Still, this nature also helped him excel in his studies. Not that he wasn’t bullied at school, both for his lack of social acuity and because of a persistent tic that would set his eyes to rapidly blinking. But he was also deeply loved. He had been raised by a single mother in council housing in Hackenthorpe, in South Yorkshire. She had doted on him, encouraged him, and did her best to bolster his confidence. It was her support, more than anything, that had earned him a spot at the University of Sheffield, a public research university only sixteen minutes by bus from his house.

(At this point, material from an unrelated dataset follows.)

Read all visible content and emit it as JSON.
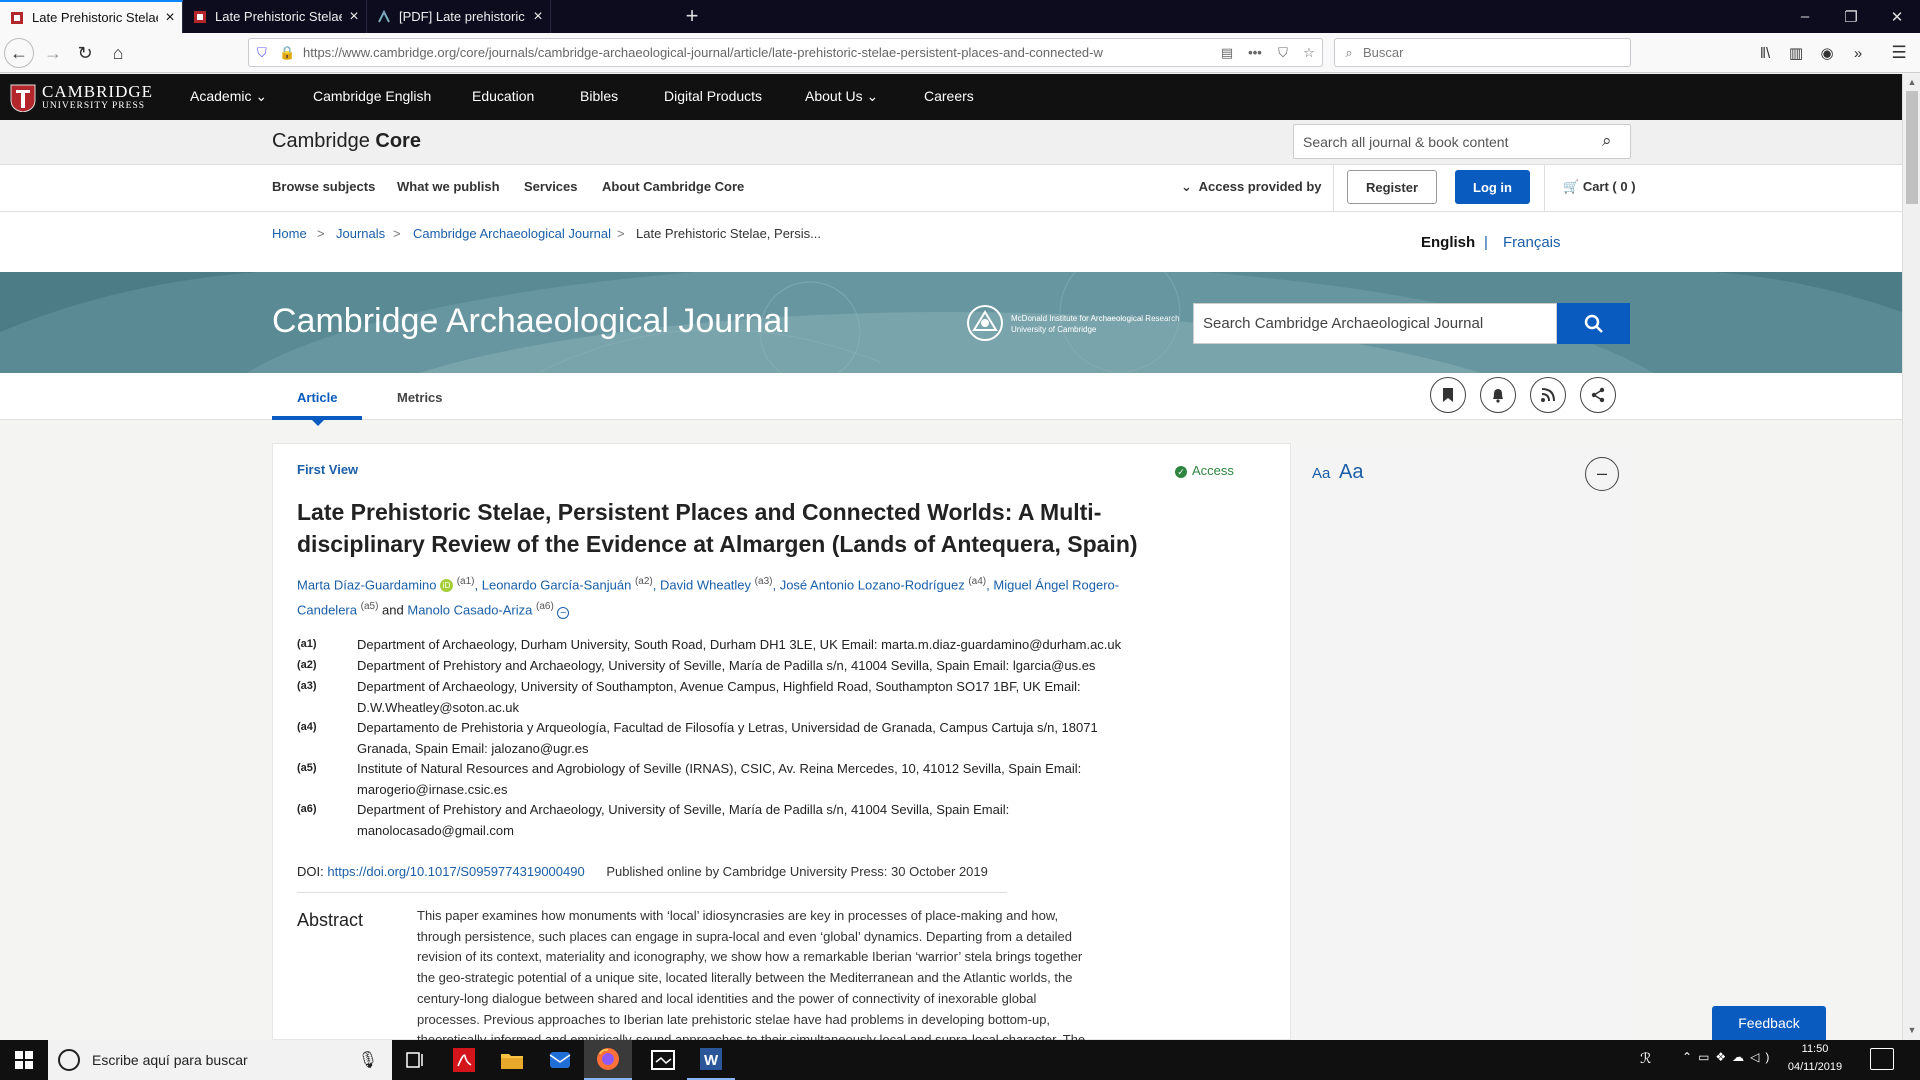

Now he was much farther afield, farther than he’d ever been from home. This trip to Africa was necessary to complete his doctoral thesis in evolutionary biology. His dissertation director at Sheffield had teamed him up with a colleague of his at the University of Kisangani, who in turn had embedded Benjie with the medical relief team. The refugee camp, set in the midst a local flood, offered a possible case study for Benjie’s thesis, which dealt with stress-induced mutations and their inheritability.